For today's feature story, once again we'll visit the Canes Country email account and answer a letter from a fan. This is a recent email from John.
"First off, thanks for all the hard work you do on the blog. I read it everyday and love it! I have a question for you. With all the talk about Karmanos trying to sell a portion of the Hurricanes and the difficulty he seems to be having, I was wondering why he doesn't put a portion of the team up for sale to the public, like they did with the Packers in Green Bay? It seems to work for them. What are your thoughts about that?"
Well John, the short answer is, it's complicated.
I won't offer the pretense of being an expert on this subject, but after doing a bit of research, I can offer some basic information. The Green Bay Packers are the only publically owned major sports franchise in America.

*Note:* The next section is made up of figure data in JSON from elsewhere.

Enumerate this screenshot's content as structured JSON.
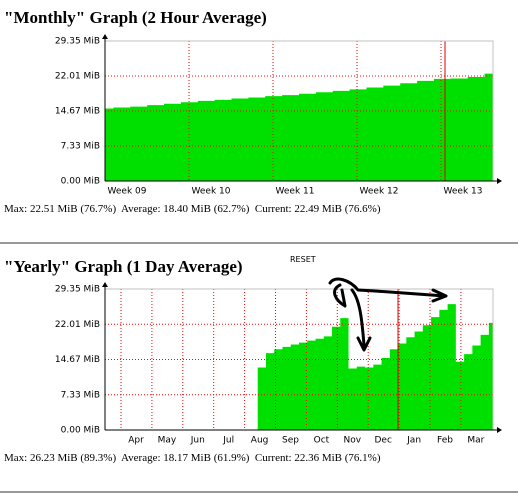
{
  "chart_data": [
    {
      "type": "area",
      "title": "\"Monthly\" Graph (2 Hour Average)",
      "xtick_labels": [
        "Week 09",
        "Week 10",
        "Week 11",
        "Week 12",
        "Week 13"
      ],
      "values": [
        15.2,
        15.4,
        15.6,
        15.9,
        16.2,
        16.5,
        16.8,
        17.0,
        17.3,
        17.5,
        17.8,
        18.0,
        18.3,
        18.6,
        18.9,
        19.2,
        19.6,
        20.0,
        20.5,
        21.0,
        21.4,
        21.5,
        21.8,
        22.5
      ],
      "color": "#00e000",
      "ylim": [
        0,
        29.35
      ],
      "yticks": [
        {
          "value": 0,
          "label": "0.00 MiB"
        },
        {
          "value": 7.33,
          "label": "7.33 MiB"
        },
        {
          "value": 14.67,
          "label": "14.67 MiB"
        },
        {
          "value": 22.01,
          "label": "22.01 MiB"
        },
        {
          "value": 29.35,
          "label": "29.35 MiB"
        }
      ],
      "grid": true,
      "stats": "Max: 22.51 MiB (76.7%)  Average: 18.40 MiB (62.7%)  Current: 22.49 MiB (76.6%)"
    },
    {
      "type": "area",
      "title": "\"Yearly\" Graph (1 Day Average)",
      "annotation": "RESET",
      "xtick_labels": [
        "Apr",
        "May",
        "Jun",
        "Jul",
        "Aug",
        "Sep",
        "Oct",
        "Nov",
        "Dec",
        "Jan",
        "Feb",
        "Mar"
      ],
      "values": [
        null,
        null,
        null,
        null,
        null,
        null,
        null,
        null,
        null,
        null,
        null,
        null,
        null,
        null,
        null,
        null,
        null,
        null,
        null,
        13.0,
        16.0,
        16.8,
        17.3,
        17.8,
        18.2,
        18.6,
        19.0,
        19.5,
        21.5,
        23.3,
        12.8,
        13.2,
        13.0,
        13.6,
        15.0,
        16.8,
        18.0,
        19.3,
        20.5,
        21.8,
        23.5,
        25.0,
        26.2,
        14.2,
        15.8,
        17.6,
        19.8,
        22.3
      ],
      "color": "#00e000",
      "ylim": [
        0,
        29.35
      ],
      "yticks": [
        {
          "value": 0,
          "label": "0.00 MiB"
        },
        {
          "value": 7.33,
          "label": "7.33 MiB"
        },
        {
          "value": 14.67,
          "label": "14.67 MiB"
        },
        {
          "value": 22.01,
          "label": "22.01 MiB"
        },
        {
          "value": 29.35,
          "label": "29.35 MiB"
        }
      ],
      "grid": true,
      "stats": "Max: 26.23 MiB (89.3%)  Average: 18.17 MiB (61.9%)  Current: 22.36 MiB (76.1%)"
    }
  ]
}
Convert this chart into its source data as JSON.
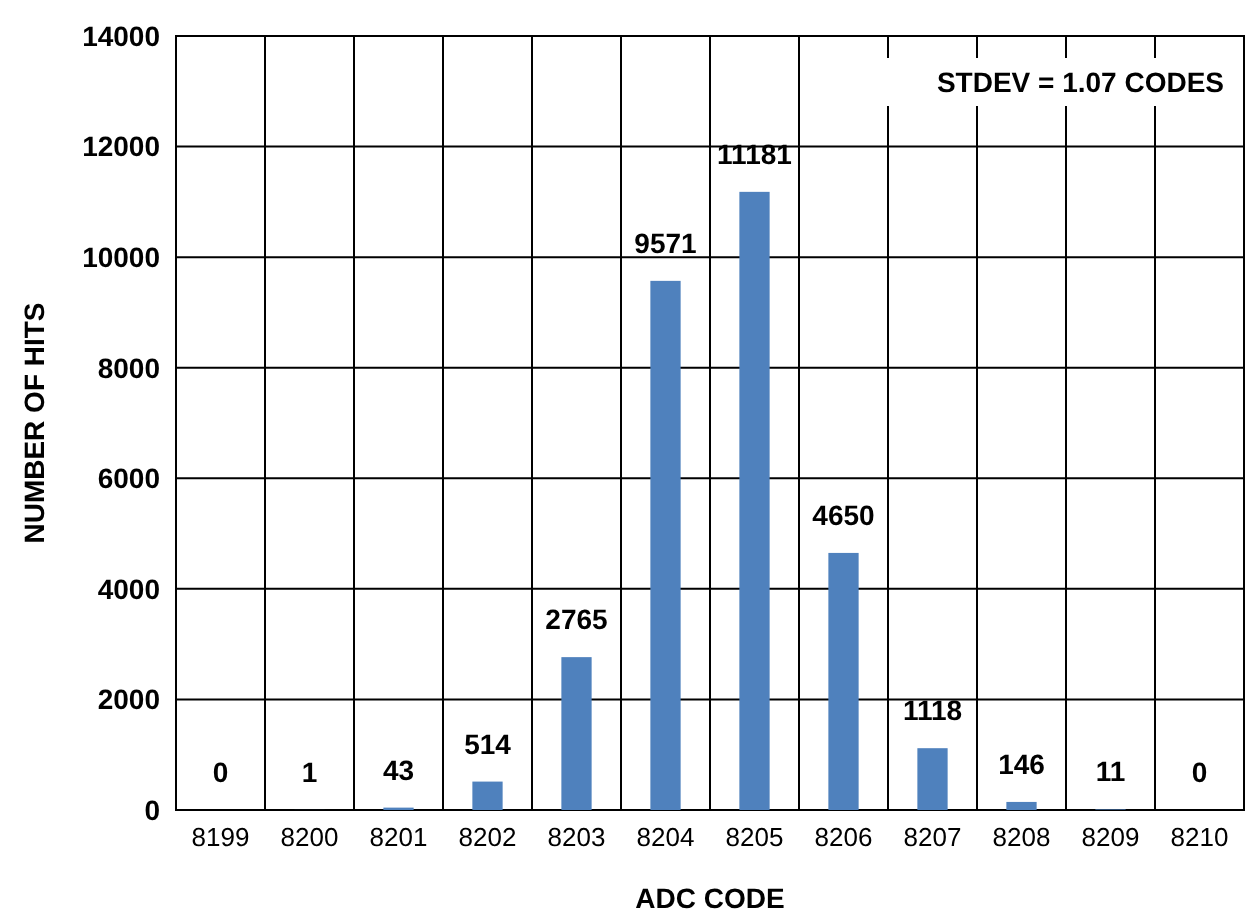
{
  "chart_data": {
    "type": "bar",
    "xlabel": "ADC CODE",
    "ylabel": "NUMBER OF HITS",
    "categories": [
      "8199",
      "8200",
      "8201",
      "8202",
      "8203",
      "8204",
      "8205",
      "8206",
      "8207",
      "8208",
      "8209",
      "8210"
    ],
    "values": [
      0,
      1,
      43,
      514,
      2765,
      9571,
      11181,
      4650,
      1118,
      146,
      11,
      0
    ],
    "color": "#4f81bd",
    "data_labels": true,
    "grid": true,
    "ylim": [
      0,
      14000
    ],
    "yticks": [
      0,
      2000,
      4000,
      6000,
      8000,
      10000,
      12000,
      14000
    ],
    "annotations": [
      "STDEV = 1.07 CODES"
    ]
  }
}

They were incorporated as a public, "non for profit" organization back in 1923.
Here is a quote from a Wikipedia article which will explain a bit more.
Green Bay is the only team with this form of ownership structure in the NFL; such ownership is in direct violation of current league rules, which stipulate a limit of 32 owners of one team and one of those owners having a minimum 30% stake. However, the Packers corporation was grandfathered when the NFL's current ownership policy was established in the 1980s, and are thus exempt. The Packers are also the only American major-league sports franchise to release its financial balance sheet every year.

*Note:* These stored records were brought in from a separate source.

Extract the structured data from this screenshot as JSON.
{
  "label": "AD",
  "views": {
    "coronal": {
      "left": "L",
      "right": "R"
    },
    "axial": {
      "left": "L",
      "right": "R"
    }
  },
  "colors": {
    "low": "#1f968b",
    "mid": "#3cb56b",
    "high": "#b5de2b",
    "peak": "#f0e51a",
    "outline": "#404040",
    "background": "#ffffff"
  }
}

There are a number of reasons why the Hurricanes can't or won't turn public like the Packers, with the major one being that it is probably against the NHL's bylaws. I've done some searching online and can't find exactly what the league's parameters are regarding ownership, but we have to assume that it's similar to what the NFL has in place. (Each team will have no more than 32 "owners" with one person owning 30% or more.)
But for the sake of argument, let's say that Peter Karmanos could set up some type of holding company which would allow for a large number of investors. The company would still be private, which means that Karmanos would dictate the stock price, although it could be written in the franchise bylaws that a third party would set the value. But unlike a true public company, Karmanos would still call all the shots.
It would take some big numbers to make the idea work. For instance, in order to raise $50 million, (about 25% of the value of the club) the team would have to sell 5,000 shares at $10,000 each. (Or 10,000 shares at $5,000 each). You get the picture.
While the season ticket holder base is probably over 10,000 strong, it would most likely be very tough to reach those figures. Then you would have the legal nightmare of setting up the framework of what rights the shareholders would have, if any, and how they could redeem their shares if they wanted to cash out. With privately held firms, it's not as cut and dry as selling public stock and there is usually not easy liquidity.
Also, instead of Karmanos being partners with 10 to 20 preselected millionaires, he would have to agree to be partners and share financial information with 5,000 or more fans.
A large number of locals owning a piece of the team would certainly solidify the franchise in the area, but it seems extremely unlikely, if not impossible, for it to happen here with the Hurricanes.
Cheers to the people in Green Bay who had the foresight to initiate their plan, almost 100 years ago. Many experts have said over the years, it's the only reason the Packers are still in Green Bay.